Antiochus VII said:
That sounds good except (if possible I haven't tested this to see if it works in practice) have it transport only foot units (space was limited) and drop the defense to 1 (the Vikings lost at sea to the English and Muslims frequently when those groups were ready for them) and also not cross ocean safely (the Vikings explored around the northern edge of the Atlantic and raided as far as Italy for sure but never ventured all that far out to sea in these craft.
This is not at all correct.
The vikings lost at sea next to never. As far as I can recall their only significant defeats at sea where against other vikings. Their ships were simply too fast, agile and seaworthy. According to recent tests in Danemark, they were more then 50% faster then the 2nd fastest ship of the day. They raced a modern "americas cup" racing yacht and almsot beat it with a replica viking ship.

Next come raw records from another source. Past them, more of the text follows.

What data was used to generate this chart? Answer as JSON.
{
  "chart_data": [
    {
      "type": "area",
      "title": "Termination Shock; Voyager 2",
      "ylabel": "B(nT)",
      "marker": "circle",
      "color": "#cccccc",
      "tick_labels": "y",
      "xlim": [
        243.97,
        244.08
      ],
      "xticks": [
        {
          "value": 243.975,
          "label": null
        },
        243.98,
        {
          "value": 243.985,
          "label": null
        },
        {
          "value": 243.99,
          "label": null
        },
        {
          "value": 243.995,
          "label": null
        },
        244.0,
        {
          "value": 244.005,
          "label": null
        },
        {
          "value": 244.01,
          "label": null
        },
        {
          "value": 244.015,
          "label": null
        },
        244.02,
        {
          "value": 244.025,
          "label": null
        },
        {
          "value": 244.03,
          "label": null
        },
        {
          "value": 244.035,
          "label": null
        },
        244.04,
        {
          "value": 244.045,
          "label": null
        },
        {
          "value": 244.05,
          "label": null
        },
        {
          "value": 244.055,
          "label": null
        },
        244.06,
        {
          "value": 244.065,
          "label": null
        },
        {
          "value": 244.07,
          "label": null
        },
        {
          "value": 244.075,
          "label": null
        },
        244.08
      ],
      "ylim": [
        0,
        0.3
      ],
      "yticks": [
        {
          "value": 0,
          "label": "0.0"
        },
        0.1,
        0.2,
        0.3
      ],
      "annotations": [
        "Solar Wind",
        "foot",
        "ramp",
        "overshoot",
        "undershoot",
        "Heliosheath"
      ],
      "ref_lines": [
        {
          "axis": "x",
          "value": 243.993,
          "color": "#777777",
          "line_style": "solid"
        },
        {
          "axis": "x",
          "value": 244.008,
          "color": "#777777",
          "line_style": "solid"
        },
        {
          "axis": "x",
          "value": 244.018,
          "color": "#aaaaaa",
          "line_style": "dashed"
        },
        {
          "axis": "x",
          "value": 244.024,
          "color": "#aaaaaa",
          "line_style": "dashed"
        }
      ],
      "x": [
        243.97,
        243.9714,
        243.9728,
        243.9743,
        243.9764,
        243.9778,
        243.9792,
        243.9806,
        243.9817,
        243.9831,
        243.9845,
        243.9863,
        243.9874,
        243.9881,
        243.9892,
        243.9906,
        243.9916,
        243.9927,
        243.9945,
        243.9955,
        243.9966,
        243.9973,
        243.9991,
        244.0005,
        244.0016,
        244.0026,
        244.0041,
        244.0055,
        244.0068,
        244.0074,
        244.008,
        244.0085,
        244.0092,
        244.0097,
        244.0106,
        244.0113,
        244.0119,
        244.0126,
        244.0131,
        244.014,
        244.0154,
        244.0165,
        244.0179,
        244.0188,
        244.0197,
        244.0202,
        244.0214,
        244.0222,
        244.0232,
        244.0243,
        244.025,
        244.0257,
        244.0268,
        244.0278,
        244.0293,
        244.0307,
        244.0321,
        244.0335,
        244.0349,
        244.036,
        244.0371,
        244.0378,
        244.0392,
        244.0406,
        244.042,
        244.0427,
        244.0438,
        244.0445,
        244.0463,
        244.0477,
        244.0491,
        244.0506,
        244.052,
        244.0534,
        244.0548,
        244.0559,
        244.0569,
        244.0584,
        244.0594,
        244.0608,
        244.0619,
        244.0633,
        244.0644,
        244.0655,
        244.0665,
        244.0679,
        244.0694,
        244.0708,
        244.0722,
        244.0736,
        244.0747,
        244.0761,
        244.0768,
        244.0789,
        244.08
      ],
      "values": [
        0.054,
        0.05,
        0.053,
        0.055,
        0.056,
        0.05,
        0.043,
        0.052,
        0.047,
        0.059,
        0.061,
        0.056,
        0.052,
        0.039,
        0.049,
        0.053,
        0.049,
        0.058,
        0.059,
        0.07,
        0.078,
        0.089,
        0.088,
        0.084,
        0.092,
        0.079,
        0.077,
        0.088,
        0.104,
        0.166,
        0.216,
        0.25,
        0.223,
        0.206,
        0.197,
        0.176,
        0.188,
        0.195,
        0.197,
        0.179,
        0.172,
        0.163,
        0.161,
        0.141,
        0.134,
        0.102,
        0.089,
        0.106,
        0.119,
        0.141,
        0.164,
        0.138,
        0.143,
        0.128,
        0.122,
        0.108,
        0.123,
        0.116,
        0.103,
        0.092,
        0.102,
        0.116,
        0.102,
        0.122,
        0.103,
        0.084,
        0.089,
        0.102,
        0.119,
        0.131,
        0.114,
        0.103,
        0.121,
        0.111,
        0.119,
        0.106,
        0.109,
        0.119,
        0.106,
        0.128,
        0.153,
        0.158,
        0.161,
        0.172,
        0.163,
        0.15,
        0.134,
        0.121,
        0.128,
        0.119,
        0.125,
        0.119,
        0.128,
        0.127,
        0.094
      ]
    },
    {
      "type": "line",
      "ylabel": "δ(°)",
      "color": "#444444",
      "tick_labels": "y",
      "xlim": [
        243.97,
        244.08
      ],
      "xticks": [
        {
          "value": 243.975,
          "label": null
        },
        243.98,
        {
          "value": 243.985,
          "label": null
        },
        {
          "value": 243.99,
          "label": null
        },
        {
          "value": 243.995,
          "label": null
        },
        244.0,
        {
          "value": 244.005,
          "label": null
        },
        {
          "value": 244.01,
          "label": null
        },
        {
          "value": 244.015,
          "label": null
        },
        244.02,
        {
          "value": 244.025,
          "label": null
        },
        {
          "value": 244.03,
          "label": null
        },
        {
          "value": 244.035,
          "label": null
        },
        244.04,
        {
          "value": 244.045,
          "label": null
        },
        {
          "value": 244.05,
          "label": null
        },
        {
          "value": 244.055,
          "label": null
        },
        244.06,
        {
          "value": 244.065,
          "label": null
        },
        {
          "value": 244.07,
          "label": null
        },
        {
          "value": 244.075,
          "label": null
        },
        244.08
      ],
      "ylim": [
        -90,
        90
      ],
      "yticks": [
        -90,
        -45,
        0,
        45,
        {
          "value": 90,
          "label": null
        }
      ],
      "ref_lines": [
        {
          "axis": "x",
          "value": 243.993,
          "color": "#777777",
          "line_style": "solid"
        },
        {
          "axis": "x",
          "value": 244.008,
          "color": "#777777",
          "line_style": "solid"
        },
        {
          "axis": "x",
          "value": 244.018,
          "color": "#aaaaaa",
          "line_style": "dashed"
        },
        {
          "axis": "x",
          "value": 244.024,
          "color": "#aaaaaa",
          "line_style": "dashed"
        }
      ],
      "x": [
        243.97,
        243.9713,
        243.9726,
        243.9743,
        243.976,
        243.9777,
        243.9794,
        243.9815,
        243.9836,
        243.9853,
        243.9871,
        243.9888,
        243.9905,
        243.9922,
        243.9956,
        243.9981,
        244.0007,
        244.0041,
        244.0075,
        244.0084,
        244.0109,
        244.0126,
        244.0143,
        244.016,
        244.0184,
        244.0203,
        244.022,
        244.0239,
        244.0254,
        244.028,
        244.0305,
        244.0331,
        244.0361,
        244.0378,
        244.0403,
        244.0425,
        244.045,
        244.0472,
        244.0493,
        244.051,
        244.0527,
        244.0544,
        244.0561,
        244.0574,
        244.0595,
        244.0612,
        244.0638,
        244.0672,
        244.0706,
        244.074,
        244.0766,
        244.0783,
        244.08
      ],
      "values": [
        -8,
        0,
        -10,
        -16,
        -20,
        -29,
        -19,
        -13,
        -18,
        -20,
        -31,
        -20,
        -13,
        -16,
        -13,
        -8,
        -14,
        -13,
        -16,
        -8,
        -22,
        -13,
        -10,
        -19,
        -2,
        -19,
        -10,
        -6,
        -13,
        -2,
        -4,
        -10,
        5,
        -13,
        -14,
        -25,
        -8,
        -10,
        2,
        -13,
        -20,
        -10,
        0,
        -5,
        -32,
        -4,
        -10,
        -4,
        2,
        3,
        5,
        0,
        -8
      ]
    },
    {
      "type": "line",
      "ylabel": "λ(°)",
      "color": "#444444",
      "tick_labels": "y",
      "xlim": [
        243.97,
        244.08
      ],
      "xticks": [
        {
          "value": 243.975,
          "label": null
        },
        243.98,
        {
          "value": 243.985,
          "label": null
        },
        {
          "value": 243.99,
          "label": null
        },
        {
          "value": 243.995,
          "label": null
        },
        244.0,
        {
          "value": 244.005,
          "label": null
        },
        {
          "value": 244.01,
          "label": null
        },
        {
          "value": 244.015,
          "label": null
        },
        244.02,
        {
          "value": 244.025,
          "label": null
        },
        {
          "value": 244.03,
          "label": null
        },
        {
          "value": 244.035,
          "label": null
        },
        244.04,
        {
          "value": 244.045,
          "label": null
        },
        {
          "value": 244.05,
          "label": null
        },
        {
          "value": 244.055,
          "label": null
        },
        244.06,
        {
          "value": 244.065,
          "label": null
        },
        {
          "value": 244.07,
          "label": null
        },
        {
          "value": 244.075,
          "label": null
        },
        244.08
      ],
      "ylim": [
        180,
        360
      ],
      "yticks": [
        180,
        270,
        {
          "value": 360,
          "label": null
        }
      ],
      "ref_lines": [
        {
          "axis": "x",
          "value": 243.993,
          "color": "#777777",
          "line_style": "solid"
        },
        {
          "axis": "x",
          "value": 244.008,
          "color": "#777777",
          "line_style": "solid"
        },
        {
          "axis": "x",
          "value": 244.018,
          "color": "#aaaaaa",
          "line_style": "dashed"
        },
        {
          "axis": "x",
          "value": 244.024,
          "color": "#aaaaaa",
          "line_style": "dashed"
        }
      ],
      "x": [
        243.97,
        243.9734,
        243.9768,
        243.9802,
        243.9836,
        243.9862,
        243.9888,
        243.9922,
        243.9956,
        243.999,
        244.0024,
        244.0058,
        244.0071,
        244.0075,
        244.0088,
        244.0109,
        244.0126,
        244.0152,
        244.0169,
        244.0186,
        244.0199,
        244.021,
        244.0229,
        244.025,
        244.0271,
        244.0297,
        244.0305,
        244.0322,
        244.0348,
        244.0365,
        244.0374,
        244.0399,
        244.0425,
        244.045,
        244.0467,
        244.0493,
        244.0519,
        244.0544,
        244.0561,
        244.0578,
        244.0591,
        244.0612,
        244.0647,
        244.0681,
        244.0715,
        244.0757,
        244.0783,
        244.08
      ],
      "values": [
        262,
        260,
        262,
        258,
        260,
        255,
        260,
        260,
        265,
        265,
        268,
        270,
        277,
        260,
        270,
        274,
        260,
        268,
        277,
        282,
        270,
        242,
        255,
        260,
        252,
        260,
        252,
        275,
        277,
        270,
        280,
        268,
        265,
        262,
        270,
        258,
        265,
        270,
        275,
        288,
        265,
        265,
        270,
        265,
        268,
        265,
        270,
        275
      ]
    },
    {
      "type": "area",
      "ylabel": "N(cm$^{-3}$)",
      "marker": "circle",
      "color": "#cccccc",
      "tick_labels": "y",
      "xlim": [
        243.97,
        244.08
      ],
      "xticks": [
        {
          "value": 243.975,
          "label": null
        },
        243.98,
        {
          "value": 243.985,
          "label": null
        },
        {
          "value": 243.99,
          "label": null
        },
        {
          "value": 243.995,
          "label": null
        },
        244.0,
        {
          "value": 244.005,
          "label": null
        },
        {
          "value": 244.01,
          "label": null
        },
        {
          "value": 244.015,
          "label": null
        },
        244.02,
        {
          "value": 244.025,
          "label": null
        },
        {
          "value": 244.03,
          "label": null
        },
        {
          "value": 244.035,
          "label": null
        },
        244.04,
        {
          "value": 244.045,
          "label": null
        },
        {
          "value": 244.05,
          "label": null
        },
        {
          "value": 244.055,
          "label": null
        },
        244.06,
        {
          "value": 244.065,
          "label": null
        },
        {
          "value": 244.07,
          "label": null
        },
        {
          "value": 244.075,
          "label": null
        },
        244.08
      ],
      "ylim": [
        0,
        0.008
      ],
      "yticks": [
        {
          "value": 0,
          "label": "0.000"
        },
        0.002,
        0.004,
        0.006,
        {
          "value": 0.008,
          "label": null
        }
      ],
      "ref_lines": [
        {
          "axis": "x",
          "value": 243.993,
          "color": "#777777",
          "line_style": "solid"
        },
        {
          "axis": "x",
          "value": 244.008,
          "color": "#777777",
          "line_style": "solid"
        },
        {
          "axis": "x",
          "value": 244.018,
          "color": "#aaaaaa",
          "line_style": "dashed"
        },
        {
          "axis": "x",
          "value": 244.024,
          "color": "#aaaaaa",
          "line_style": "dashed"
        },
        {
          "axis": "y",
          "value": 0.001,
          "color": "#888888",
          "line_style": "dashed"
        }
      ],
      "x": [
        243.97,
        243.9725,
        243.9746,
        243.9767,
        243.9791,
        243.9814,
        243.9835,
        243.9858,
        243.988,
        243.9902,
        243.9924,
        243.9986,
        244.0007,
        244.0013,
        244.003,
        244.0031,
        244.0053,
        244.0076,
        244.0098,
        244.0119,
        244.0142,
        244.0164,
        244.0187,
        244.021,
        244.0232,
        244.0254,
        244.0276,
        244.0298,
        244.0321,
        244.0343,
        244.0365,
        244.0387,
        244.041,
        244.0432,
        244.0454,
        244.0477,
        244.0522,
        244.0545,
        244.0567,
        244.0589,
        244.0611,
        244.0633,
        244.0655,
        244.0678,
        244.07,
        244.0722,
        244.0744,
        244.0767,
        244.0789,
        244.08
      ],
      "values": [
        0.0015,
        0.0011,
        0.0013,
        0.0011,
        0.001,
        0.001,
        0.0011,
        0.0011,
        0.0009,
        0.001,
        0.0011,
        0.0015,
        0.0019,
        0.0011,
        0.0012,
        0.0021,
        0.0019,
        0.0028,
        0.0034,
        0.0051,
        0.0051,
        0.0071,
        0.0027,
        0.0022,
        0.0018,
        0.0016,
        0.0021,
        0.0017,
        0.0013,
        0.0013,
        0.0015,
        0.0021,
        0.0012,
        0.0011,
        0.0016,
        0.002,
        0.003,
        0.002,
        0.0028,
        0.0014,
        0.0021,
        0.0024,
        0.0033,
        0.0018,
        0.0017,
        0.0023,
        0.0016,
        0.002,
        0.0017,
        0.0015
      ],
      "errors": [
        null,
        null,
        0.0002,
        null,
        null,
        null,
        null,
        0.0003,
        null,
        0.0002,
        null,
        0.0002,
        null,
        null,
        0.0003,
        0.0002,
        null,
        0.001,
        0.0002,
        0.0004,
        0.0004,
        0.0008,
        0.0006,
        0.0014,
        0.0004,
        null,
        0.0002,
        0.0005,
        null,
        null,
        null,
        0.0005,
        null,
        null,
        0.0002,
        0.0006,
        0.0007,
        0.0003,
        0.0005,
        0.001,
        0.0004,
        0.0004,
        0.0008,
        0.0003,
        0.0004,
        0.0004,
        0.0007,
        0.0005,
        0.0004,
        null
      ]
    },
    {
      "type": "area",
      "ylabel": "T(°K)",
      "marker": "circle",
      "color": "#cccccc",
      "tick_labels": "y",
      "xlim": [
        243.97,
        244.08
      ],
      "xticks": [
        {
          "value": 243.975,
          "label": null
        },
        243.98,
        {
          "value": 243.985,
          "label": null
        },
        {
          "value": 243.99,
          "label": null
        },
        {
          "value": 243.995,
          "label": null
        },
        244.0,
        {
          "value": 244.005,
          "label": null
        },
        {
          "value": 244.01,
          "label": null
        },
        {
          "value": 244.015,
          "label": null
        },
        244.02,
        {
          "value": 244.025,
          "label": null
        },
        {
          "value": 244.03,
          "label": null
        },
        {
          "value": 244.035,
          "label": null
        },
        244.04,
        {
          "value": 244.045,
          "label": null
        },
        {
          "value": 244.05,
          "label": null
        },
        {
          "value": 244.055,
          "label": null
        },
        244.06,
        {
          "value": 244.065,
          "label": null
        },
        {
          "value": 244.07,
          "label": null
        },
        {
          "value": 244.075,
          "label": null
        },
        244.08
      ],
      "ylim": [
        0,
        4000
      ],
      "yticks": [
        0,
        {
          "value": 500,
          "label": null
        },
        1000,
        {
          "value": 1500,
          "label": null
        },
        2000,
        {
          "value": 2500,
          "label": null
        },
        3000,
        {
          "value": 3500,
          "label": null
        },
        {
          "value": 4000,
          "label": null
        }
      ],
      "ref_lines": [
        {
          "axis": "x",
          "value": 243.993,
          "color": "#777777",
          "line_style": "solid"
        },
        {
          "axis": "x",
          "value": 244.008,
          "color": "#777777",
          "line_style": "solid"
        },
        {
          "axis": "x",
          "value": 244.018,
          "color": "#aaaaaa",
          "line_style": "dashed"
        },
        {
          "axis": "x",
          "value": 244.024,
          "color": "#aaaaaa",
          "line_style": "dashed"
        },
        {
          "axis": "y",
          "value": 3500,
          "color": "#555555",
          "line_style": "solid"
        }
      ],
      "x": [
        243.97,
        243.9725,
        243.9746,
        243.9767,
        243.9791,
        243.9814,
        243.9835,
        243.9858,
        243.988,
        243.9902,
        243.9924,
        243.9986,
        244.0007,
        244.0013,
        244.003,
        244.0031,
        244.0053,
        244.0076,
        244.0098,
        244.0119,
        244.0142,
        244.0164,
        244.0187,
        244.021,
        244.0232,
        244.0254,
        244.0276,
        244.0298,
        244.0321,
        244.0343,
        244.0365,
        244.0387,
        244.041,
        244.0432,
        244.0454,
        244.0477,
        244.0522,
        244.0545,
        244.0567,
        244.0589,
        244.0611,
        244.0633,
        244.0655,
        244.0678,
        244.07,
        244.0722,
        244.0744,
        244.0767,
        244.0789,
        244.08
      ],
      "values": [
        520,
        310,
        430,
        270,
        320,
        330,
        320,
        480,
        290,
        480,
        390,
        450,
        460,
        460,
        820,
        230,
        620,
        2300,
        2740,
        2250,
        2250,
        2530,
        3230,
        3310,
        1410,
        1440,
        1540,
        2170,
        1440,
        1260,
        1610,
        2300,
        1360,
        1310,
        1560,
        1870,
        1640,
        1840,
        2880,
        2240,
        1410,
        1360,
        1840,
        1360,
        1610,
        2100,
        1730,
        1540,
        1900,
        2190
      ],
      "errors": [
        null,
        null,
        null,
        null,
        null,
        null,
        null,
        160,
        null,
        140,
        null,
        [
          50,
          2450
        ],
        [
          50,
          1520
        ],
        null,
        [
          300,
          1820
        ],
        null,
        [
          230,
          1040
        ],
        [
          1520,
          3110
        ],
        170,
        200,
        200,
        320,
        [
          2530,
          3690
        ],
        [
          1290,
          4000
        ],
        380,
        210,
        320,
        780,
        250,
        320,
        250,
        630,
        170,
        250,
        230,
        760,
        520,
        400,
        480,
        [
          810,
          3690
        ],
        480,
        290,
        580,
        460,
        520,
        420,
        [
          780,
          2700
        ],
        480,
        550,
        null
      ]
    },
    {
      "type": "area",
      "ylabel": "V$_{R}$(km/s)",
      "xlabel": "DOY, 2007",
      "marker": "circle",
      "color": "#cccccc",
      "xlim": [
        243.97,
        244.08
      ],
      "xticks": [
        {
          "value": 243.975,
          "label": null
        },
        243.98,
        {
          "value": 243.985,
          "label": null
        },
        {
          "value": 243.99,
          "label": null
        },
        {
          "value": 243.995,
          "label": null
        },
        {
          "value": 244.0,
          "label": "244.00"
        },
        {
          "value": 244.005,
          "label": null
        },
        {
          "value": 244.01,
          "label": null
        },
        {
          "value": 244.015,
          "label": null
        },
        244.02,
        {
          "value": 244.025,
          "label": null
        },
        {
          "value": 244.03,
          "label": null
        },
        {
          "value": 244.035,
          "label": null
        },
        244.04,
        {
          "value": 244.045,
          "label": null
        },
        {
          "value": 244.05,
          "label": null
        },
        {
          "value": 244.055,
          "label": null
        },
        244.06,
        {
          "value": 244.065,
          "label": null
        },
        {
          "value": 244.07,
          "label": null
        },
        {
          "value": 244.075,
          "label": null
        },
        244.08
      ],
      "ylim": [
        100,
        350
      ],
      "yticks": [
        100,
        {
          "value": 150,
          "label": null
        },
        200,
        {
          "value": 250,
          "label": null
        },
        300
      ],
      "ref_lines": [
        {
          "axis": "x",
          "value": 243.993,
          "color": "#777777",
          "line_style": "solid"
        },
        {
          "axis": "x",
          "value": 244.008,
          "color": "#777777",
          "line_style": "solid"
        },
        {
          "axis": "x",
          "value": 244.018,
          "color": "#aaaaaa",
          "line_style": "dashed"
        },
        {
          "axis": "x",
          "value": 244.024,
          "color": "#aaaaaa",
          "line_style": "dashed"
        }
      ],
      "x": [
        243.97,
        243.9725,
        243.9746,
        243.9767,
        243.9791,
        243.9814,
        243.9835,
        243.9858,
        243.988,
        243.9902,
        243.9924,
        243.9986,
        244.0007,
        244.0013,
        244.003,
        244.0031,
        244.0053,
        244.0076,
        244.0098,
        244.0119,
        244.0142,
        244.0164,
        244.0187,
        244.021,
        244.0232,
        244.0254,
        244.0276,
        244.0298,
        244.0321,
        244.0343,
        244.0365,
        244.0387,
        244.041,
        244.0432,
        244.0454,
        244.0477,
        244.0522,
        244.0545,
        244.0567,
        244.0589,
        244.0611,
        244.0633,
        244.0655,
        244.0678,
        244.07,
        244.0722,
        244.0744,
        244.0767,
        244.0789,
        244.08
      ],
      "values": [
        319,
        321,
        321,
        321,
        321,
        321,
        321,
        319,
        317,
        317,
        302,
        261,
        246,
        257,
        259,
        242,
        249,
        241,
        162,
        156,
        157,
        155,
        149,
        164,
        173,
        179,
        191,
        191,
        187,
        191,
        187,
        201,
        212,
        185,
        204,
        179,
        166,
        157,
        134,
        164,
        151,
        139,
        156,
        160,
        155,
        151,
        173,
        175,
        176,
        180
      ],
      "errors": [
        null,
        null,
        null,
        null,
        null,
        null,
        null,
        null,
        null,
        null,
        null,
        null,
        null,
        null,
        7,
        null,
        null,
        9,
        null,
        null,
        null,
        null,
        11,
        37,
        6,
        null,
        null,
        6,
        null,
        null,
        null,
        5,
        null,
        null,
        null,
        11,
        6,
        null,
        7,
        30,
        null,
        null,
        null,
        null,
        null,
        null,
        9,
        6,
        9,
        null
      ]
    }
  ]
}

This ship was handicapped by having the sail rigging not be as good as the vikings (since they don't yet know how to reproduce it) and a inexperianecd crew going against a seasoned crew in the racing yacht.
It was recently learned that these longboat hulls would hydroplane as speeds got over 12 knots, and they had a top speed somewhere in excess of 17 knots.
Additionally, they would unstep the mast before coming within sight of shore reducing the abiltity to see these ships from very low to all but nil.
These ships could also take far rougher seas then their contemporaries. The hull construction was such that the longboat would "swim" through the waves rather then fight them, and so rough seas were less of a threat.
As for crossing the sea. They did so frequently. They colonized the far reaches of the world. Iceland, Greenland, America. They sailed across the north sea on an all too frequent basis. This is a deep ocean with very rough waters.